This is an uncomfortable situation. When you’re conditioned to constantly feel pain and take it as a part of your existence. Then an outside force comes in and invades that space, bringing to life an alternative you could have never have imagined for yourself. No, you think, those thoughts and feelings and realities are for other people. But not me.
How many times did I observe the happy ones, sitting in my empty corner, sipping a glass of wine? And go home with an ache so potent it left me naked and raw. It’s a violent thing that turns into a dull thing and then I become it. Pain has always been my lover. It doesn’t allow me to move beyond its realm. It’s jealous of a life outside its domain. I was in an abusive relationship with Pain for years. Would go out into the world pretending like everything was manageable. Meanwhile, behind closed doors, Pain beat me up and told me it was for my own good.
It was a Thursday evening when you stood by the pub we agreed to meet at. I didn’t notice you right away. You were just another. And I was too busy inside my head to care. Let’s get this over with. And I can move on. But the plot thickened. An invisible power I couldn’t resist. My face cracked a smile. And then another. And then I heard laughter in my ears. It was my own. My own voice filling the pub with the vibrations of a happy human. I was happy. Fucking hell. I noticed you. And the wall that Pain had put up all these years, that sturdy wall, began its deterioration.
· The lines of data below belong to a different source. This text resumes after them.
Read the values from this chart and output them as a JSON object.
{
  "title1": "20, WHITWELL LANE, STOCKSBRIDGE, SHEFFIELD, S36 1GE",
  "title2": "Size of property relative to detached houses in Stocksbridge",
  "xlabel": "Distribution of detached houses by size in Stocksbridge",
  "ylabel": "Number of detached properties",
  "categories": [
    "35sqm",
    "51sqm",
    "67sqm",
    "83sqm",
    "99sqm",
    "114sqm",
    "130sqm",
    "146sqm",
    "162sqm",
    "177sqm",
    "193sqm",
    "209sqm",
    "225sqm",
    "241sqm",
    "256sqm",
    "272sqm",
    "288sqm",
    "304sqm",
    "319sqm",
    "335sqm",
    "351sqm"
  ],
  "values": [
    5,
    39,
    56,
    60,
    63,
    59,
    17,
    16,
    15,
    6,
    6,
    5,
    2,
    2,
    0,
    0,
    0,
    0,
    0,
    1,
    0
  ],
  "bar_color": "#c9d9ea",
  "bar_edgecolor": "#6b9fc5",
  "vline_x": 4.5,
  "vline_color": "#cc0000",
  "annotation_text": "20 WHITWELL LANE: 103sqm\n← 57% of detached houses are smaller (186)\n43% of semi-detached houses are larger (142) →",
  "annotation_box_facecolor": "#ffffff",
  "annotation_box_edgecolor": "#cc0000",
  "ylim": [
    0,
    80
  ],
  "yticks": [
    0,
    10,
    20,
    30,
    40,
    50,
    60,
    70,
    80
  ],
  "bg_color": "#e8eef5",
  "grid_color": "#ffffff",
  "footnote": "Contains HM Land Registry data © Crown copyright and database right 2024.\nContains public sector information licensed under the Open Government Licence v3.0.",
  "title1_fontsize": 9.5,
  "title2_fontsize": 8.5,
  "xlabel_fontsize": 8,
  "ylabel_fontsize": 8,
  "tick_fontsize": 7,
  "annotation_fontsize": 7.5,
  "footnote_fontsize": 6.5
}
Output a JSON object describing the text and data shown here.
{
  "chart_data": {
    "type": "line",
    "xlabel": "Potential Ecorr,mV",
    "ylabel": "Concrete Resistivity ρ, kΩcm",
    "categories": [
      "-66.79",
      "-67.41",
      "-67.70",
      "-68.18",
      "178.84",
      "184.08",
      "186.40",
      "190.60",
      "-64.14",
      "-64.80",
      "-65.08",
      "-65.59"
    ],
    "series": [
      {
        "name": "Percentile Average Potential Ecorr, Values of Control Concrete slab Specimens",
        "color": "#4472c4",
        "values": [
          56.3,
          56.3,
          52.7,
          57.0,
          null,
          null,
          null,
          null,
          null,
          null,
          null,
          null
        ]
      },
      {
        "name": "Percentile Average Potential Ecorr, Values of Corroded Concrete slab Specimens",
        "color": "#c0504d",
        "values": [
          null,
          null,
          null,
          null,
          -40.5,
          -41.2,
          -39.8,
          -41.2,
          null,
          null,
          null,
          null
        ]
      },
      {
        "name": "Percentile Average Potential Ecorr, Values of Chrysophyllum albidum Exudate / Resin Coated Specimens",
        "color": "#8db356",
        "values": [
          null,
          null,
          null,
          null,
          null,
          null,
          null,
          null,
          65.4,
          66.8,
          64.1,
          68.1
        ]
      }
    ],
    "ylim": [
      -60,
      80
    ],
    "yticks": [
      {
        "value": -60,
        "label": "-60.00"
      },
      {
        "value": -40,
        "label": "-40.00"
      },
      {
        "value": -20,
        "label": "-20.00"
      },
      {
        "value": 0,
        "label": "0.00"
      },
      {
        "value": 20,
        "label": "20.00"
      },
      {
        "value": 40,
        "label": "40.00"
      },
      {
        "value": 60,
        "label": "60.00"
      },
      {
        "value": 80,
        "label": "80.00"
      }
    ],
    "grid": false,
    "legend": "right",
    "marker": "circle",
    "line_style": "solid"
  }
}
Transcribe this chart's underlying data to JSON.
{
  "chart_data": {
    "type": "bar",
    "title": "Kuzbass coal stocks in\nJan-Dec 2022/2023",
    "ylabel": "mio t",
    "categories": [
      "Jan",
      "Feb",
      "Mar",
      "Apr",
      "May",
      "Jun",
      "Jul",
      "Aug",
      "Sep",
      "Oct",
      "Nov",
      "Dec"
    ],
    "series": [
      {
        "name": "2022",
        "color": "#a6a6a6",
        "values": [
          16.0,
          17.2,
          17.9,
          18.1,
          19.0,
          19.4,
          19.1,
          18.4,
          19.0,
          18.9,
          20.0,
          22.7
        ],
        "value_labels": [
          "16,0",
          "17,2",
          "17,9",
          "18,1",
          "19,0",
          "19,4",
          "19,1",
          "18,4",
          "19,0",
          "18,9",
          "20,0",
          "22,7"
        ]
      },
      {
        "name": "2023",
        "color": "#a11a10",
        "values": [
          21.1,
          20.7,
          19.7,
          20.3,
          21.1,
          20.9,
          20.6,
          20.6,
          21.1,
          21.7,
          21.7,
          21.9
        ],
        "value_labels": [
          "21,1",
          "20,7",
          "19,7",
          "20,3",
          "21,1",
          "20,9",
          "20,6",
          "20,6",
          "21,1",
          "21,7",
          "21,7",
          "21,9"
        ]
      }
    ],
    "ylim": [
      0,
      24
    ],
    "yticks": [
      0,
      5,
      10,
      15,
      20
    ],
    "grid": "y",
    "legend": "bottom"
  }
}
God created the world in six days. Seems like so little time. But these are things I understand now. You and I created our world in six days. There was nothing but darkness before. Albeit a state of readiness. There was an energy contained. Two forces collided. And then became a universe. This universe is expanding, creating new thoughts and floating into the unknown. Who knows how far it will go.
Pain is jealous. Pain wants to sneak in and obliterate it. So Pain brings in Doubt. Pain brings in Insecurity. They seduce me when you are away. And I begin to feel that familiar thing inside me. It’s okay, they say, we’ll take you back. We’ll have a nice orgy and then you’ll be yourself again. But I am not myself anymore. I am half of us.
There is the seventh day. The day of rest. Today. It’s like the turning point, isn’t it? The interruption of what we created, the end of it, or perhaps we keep expanding. Either way, I am weak. I submit to Pain and its gang of deformed emotions. Or I submit to you, a riskier choice.